The problem is as follows:
A test table. The character set uses latin1.
Select to_id from test where to_id = 'cn elephant _ Wang ';
+ --------------- +
| To_id |
+ --------------- +
| Cn Tao _ Tao |
| Cn xiang_wang |
+ --------------- +
2 rows in set (0.00 sec)
The data of cn elephant King was retrieved.
This is obviously not allowed.
View their encoding:
(Root @ im_offlog1a :) [test]> select hex ('cn Tao _ tao ');
+ ---------------- +
| Hex ('cn Tao _ tao') |
+ ---------------- +
| 636ECCD55FCCD5 |
+ ---------------- +
1 row in set (0.00 sec)
(Root @ im_offlog1a :) [test]> select hex ('cn elephant _ Wang ');
+ ---------------- +
| Hex ('cn elephant _ Wang ') |
+ ---------------- +
| 636ECFF35FCDF5 |
+ ---------------- +
1 row in set (0.00 sec)
The encoding is indeed different, but why does mysql think the two records are the same?
At the beginning, we located the problem caused by collation.
View show variables
| Collation_connection | latin1_swedish_ci
| Collation_database | latin1_swedish_ci
| Collation_server | latin1_swedish_ci
Manually change these parameters to latin1_bin, and the result is the same.

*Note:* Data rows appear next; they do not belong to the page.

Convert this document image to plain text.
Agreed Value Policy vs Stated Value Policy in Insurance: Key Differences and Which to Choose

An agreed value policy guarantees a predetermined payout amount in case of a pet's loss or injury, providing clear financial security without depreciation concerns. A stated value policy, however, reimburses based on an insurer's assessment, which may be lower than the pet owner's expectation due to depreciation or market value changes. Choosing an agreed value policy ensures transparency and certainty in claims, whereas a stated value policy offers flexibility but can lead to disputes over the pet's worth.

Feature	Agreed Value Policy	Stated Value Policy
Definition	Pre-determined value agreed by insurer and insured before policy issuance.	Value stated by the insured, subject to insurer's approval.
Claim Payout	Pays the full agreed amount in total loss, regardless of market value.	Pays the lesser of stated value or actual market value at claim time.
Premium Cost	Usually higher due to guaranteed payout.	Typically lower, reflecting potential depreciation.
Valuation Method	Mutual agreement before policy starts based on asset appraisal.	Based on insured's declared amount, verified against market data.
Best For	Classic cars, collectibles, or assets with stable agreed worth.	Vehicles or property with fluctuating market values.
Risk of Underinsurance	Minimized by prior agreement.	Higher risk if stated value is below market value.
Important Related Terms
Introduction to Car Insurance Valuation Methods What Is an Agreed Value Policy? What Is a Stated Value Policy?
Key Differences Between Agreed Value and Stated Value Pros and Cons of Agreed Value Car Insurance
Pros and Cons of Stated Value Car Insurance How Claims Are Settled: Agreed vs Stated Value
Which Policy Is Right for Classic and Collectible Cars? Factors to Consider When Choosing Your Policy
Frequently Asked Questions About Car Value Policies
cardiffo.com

This is really strange.
Here we will first explain the naming rules for mysql collation:
They start with their relevant Character Set names, usually include a language name, and end with _ ci (Case Insensitive), _ cs (case sensitive), or _ bin (Binary)
For example, the latin1 character set has the following correction rules:
Proofread Rule Meaning
Latin1_german1_ci Germany DIN-1
Latin1_swedish_ci Sweden/Finland
Latin1_danish_ci Denmark/Norway
Latin1_german2_ci Germany DIN-2
Latin1_bin complies with latin1 encoding binary
Latin1_general_ci multi-language (Western Europe)

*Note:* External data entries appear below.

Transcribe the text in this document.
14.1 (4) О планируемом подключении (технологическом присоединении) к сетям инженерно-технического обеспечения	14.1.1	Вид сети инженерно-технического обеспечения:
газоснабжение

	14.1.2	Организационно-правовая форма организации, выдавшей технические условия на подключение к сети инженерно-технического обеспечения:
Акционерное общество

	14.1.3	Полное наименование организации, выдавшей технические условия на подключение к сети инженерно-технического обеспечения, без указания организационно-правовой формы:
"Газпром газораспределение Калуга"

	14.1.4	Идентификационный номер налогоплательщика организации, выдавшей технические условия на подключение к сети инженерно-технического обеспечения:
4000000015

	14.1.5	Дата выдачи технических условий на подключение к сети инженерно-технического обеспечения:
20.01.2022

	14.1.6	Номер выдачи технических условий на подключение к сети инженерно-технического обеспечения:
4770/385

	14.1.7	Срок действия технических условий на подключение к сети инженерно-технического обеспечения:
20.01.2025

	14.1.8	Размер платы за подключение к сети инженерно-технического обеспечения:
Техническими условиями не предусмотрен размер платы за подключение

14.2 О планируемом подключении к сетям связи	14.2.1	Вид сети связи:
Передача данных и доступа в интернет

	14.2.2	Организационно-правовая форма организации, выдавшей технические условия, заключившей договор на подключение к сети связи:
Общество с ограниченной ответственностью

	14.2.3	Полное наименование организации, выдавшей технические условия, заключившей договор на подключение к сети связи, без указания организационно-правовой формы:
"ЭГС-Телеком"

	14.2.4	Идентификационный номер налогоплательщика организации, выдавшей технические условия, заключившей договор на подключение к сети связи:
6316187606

Latin1_general_cs multi-language (Western Europe ISO), case sensitive
Latin?spanish_ci modern Spain
Finally, we recreate the table and manually specify the table-level collation as latin1_bin.
This problem is solved.
The problem arises again. Why does it not take effect when I manually test latinrelease bin?
MySQL used to select the table Character Set and proofreading rules as follows:
If character set x and collate y are specified, character set x and collate y are used.
If the character set x is specified but the collate y is not specified, the character set x and character set x are used as the default proofreading rules.
Otherwise, the server Character Set and server verification rules are used.
The character set is specified during table creation, so it always adopts the corresponding default proofreading rules.
Of course, we do not need TO recreate the table. We only need TO alter table db_allot convert to character set latin1 COLLATE latin1_bin to convert the table.
In addition, we recommend that collation use the bin-type checking rules of the character set as much as possible to avoid errors.